Knowledge workers are stuck with generic tools
Take for example, spreadsheets. Spreadsheets are designed to handle things like accounting but they are used (actually abused) for all sorts of things. From tax declaration forms, text-heavy reports, to photo albums – they are the go-to tools for anything for which there is no proper tool.
If you aren’t convinced, think about why professionals ranging from a graphics designer to a writer can all use practically the same laptops? Don’t they have varying needs? Two years back I had to buy a laptop but I couldn’t find one laptop that is designed and is ideal for programmers.
In my last post I talked about how each longstanding profession has its own set of tools.

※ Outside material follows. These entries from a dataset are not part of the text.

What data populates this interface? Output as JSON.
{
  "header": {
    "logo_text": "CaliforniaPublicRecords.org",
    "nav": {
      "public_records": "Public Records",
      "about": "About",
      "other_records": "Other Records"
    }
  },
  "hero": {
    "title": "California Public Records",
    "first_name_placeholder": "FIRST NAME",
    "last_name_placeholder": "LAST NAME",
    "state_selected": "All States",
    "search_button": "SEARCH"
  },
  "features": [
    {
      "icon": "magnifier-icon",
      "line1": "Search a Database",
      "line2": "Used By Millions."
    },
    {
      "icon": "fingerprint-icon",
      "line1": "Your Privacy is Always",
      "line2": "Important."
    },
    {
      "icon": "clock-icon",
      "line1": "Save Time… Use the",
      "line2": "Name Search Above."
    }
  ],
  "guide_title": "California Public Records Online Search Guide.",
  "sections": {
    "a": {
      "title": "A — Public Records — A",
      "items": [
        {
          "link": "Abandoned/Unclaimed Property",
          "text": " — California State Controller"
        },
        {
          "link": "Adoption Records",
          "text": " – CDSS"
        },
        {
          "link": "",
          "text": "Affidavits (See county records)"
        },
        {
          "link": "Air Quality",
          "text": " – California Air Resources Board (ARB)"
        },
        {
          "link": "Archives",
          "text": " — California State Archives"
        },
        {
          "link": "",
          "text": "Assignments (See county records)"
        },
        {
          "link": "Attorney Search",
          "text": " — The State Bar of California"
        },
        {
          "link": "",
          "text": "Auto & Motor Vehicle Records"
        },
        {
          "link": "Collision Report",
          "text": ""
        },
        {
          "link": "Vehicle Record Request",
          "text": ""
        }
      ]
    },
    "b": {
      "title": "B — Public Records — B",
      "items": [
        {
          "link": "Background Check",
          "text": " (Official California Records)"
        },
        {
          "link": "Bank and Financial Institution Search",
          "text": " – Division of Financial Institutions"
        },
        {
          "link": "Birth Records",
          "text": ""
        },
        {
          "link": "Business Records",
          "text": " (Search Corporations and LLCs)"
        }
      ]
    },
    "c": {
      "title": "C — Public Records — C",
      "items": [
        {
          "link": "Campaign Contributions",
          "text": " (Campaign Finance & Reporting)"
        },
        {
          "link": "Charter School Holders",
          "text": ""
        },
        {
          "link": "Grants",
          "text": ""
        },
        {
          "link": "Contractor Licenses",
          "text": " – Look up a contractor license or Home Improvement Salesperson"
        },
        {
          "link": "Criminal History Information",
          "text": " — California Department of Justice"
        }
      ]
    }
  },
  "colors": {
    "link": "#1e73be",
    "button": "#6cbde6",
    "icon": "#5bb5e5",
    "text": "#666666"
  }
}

This is not true for knowledge workers. There are hardly tools adapted for different lines of knowledge work.
This is true not just for hardware but also for software. Save some exceptions such as architects and 3D designers, most knowledge workers have to get by using “generic tools”.
Where do generic tools lack?
Most knowledge work involves the following activities:
- ingesting information
- managing / discovering recorded information
- thinking / brainstorming / ideation
- presenting / sharing information
There are huge inefficiencies at each of the above steps, about which I will talk very briefly next.
Despite having a ton of information available to us today and infinite storage to save it in, there are hardly tools that help us manage it in different professions.
Most people keep their information as files inside folders – a conceptual vestige of their physical forms. Files are hard to organize, search in, and share. It is also next to impossible to link them with each other. And yet that’s how a lawyer stores their arguments and a content creator stores their clips!
Thinking is probably the most important part of a knowledge worker’s job. Yet, there are no tools on our computers that help us think better.
Even a blank piece of paper aids thinking by letting us scribble any thoughts easily or draw a simple diagrams. To do that on a computer requires us to find and launch a program – enough to break the train of thought. Why can’t we scribble anything on the desktop wallpaper itself?
Do you have a software on your computer that helps you come up with ideas? There are conceptual frameworks for creative problem solving – but you wouldn’t find a good computer implementation of them that you can use.
How much time do you spend creating a powerpoint presentation? Few hours? That’s because powerpoint doesn’t really ‘help’ us create a presentation. I have found that recent developments like Canva are better suited for this task.
I don’t buy the fact that computer technology has greatly advanced. I think we are living in the stone age of computers. The tools that help people effectively process information are in their infancy.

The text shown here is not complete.